The growth in the number of government requests for user information that Twitter received over the past 6 months has slowed dramatically from its rapid increase over the past few years, according to its latest transparency report.
Government requests for account information were up only 2% more – and affected 8% more accounts – during the first half of 2016 than in the previous 6 months.
That’s a modest increase when compared with the past two years. In 2014, governments were practically tripping over themselves to get at Twitter user information, with Twitter seeing a 46% increase in data requests.
Likewise, we saw a double-digit increase in 2015. Last August, Twitter said that requests had surged by 52% over the previous six months.
Twitter says the slowdown may have been brought about by a decrease in the number of requests coming from the US – the most voracious data gobbler out there.
During the most recent reporting period, US requests shrank for the first time: they were down 152 requests compared with the second half of 2015.
There was also a 34% decrease in requests coming from Turkey compared with the last report.
In the past six months, Twitter says it received 5,600 requests for information on 13,152 accounts around the world, mostly in the form of subpoenas.
The company also received 5,195 government requests to remove information from 20,571 accounts, with nearly 80% of those requests coming from Turkey and Russia. Twitter says it withheld or removed content in response to 16% of government requests.
Maybe its appetite has slacked, but the US sure isn’t fasting: it’s still the top data devourer globally. Of all the requests Twitter received over the past 6 months, 44% came from the US.
Japan has risen to the second spot, submitting 13% of requests: a 64% increase over the last reporting period.
The United Kingdom, France, and Turkey are still in the top five of requesting countries.
Twitter said that there was a notable spike in requests coming from Belgium – 67% – and a 61% increase in requests from Germany. The company said that the increase in requests from Belgium were related to the March 2016 terror attacks in Brussels.
Twitter messaging has proved central not just to tracking down extremists but also to unearthing terrorist attacks.

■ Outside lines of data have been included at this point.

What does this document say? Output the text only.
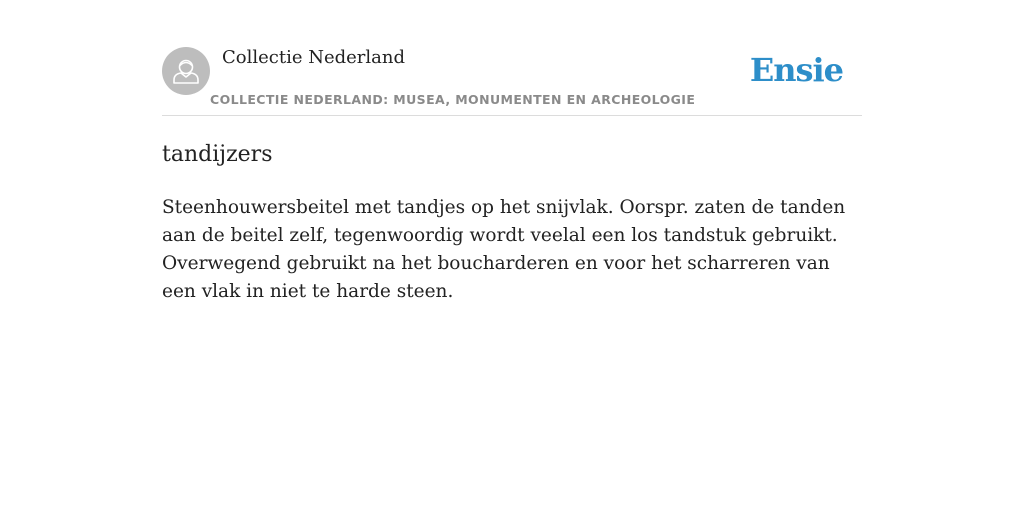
Collectie Nederland
COLLECTIE NEDERLAND: MUSEA, MONUMENTEN EN ARCHEOLOGIE
Ensie
tandijzers

Steenhouwersbeitel met tandjes op het snijvlak. Oorspr. zaten de tanden aan de beitel zelf, tegenwoordig wordt veelal een los tandstuk gebruikt. Overwegend gebruikt na het boucharderen en voor het scharreren van een vlak in niet te harde steen.
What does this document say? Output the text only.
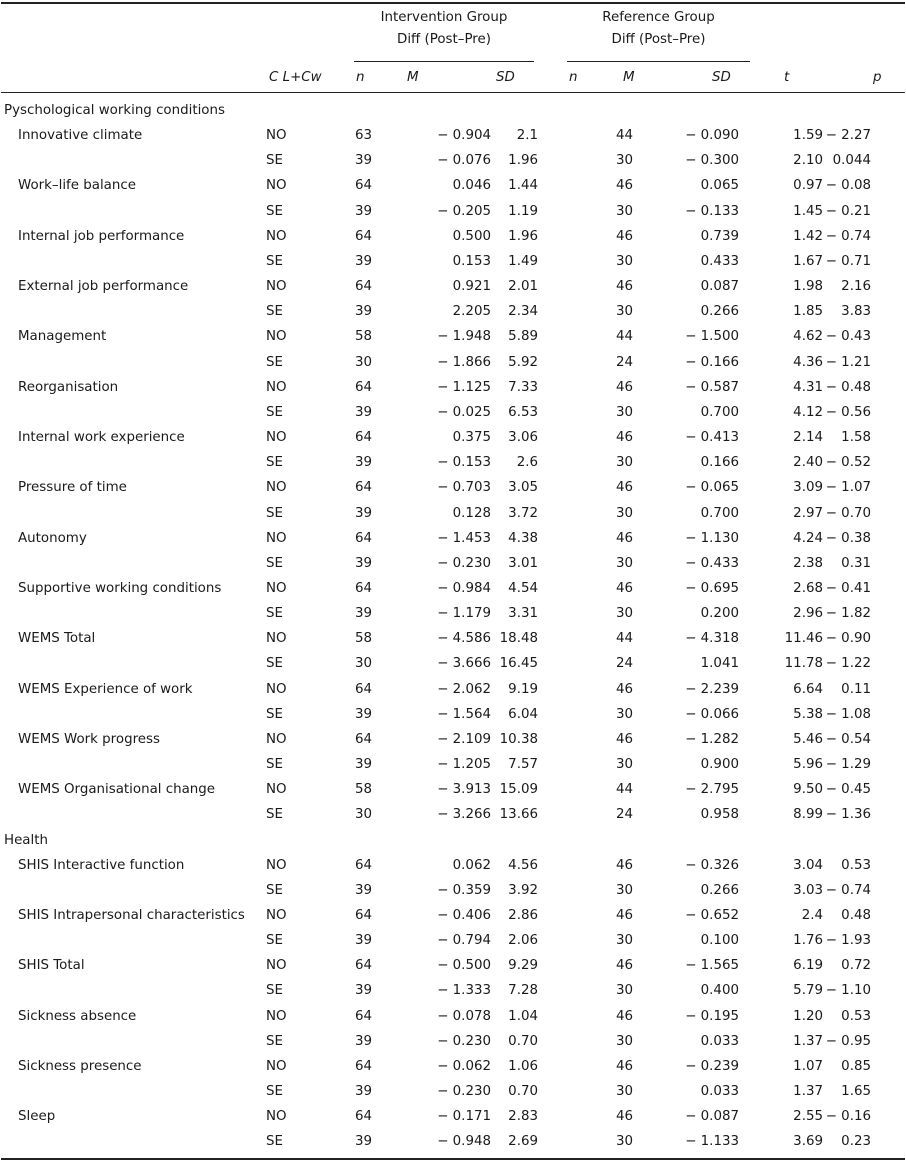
Intervention Group
Diff (Post–Pre)
Reference Group
Diff (Post–Pre)
C L+Cw	n	M	SD	n	M	SD	t	p
Pyschological working conditions											
Innovative climate	NO	63	− 0.904	2.1		44	− 0.090	1.59	− 2.27		
	SE	39	− 0.076	1.96		30	− 0.300	2.10	0.044		
Work–life balance	NO	64	0.046	1.44		46	0.065	0.97	− 0.08		
	SE	39	− 0.205	1.19		30	− 0.133	1.45	− 0.21		
Internal job performance	NO	64	0.500	1.96		46	0.739	1.42	− 0.74		
	SE	39	0.153	1.49		30	0.433	1.67	− 0.71		
External job performance	NO	64	0.921	2.01		46	0.087	1.98	2.16		
	SE	39	2.205	2.34		30	0.266	1.85	3.83		
Management	NO	58	− 1.948	5.89		44	− 1.500	4.62	− 0.43		
	SE	30	− 1.866	5.92		24	− 0.166	4.36	− 1.21		
Reorganisation	NO	64	− 1.125	7.33		46	− 0.587	4.31	− 0.48		
	SE	39	− 0.025	6.53		30	0.700	4.12	− 0.56		
Internal work experience	NO	64	0.375	3.06		46	− 0.413	2.14	1.58		
	SE	39	− 0.153	2.6		30	0.166	2.40	− 0.52		
Pressure of time	NO	64	− 0.703	3.05		46	− 0.065	3.09	− 1.07		
	SE	39	0.128	3.72		30	0.700	2.97	− 0.70		
Autonomy	NO	64	− 1.453	4.38		46	− 1.130	4.24	− 0.38		
	SE	39	− 0.230	3.01		30	− 0.433	2.38	0.31		
Supportive working conditions	NO	64	− 0.984	4.54		46	− 0.695	2.68	− 0.41		
	SE	39	− 1.179	3.31		30	0.200	2.96	− 1.82		
WEMS Total	NO	58	− 4.586	18.48		44	− 4.318	11.46	− 0.90		
	SE	30	− 3.666	16.45		24	1.041	11.78	− 1.22		
WEMS Experience of work	NO	64	− 2.062	9.19		46	− 2.239	6.64	0.11		
	SE	39	− 1.564	6.04		30	− 0.066	5.38	− 1.08		
WEMS Work progress	NO	64	− 2.109	10.38		46	− 1.282	5.46	− 0.54		
	SE	39	− 1.205	7.57		30	0.900	5.96	− 1.29		
WEMS Organisational change	NO	58	− 3.913	15.09		44	− 2.795	9.50	− 0.45		
	SE	30	− 3.266	13.66		24	0.958	8.99	− 1.36		
Health											
SHIS Interactive function	NO	64	0.062	4.56		46	− 0.326	3.04	0.53		
	SE	39	− 0.359	3.92		30	0.266	3.03	− 0.74		
SHIS Intrapersonal characteristics	NO	64	− 0.406	2.86		46	− 0.652	2.4	0.48		
	SE	39	− 0.794	2.06		30	0.100	1.76	− 1.93		
SHIS Total	NO	64	− 0.500	9.29		46	− 1.565	6.19	0.72		
	SE	39	− 1.333	7.28		30	0.400	5.79	− 1.10		
Sickness absence	NO	64	− 0.078	1.04		46	− 0.195	1.20	0.53		
	SE	39	− 0.230	0.70		30	0.033	1.37	− 0.95		
Sickness presence	NO	64	− 0.062	1.06		46	− 0.239	1.07	0.85		
	SE	39	− 0.230	0.70		30	0.033	1.37	1.65		
Sleep	NO	64	− 0.171	2.83		46	− 0.087	2.55	− 0.16		
	SE	39	− 0.948	2.69		30	− 1.133	3.69	0.23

One example of that insight has come from Dataminr – a real-time information discovery service that analyzes the output of Twitter’s firehose of real-time public tweets, geolocation data, traffic data, news wires and other data streams, to turn up breaking news such as natural disasters, political unrest and terror attacks.
The Twitter-fueled service – the only company Twitter authorizes to get at its entire public stream and sell it to clients – managed to alert US intelligence to the Brussels attacks 10 minutes before media were on it.
Twitter announced last month that it had suspended 235,000 accounts that it said were used to promote or threaten such terrorist attacks.
That’s in addition to the 125,000 suspensions announced in February, in which the accounts were primarily related to the so-called Islamic State (IS).
Twitter handed over some information in 82% of the 2,520 requests it received from the US over the past 6 months. It also complied with 98 out of 281 takedown requests from the US.
At a combined state and federal level, Twitter received the most requests from California, New York, and Virginia.
The top US requesters were the Federal Bureau of Investigation (FBI), the Secret Service, and the New York County District Attorney’s Office. Twitter also received 25 information requests, emergency and non-emergency combined, from US embassies abroad.
As always, the transparency report doesn’t include national security requests, given that those letters come with gag orders.
Twitter could report those requests in “large, opaque bands,” but it’s chosen not to. In fact, it’s taken the matter up in a lawsuit against the US government.
The lawsuit, Twitter v. Lynch, is a First Amendment challenge to the government’s refusal to permit Twitter to publish granular information about national security demands.
Twitter’s seeking to include quantitative information about national security demands in its transparency reports. The company says it expects discovery to commence in the coming months as it seeks more information about how the government classifies its data requests.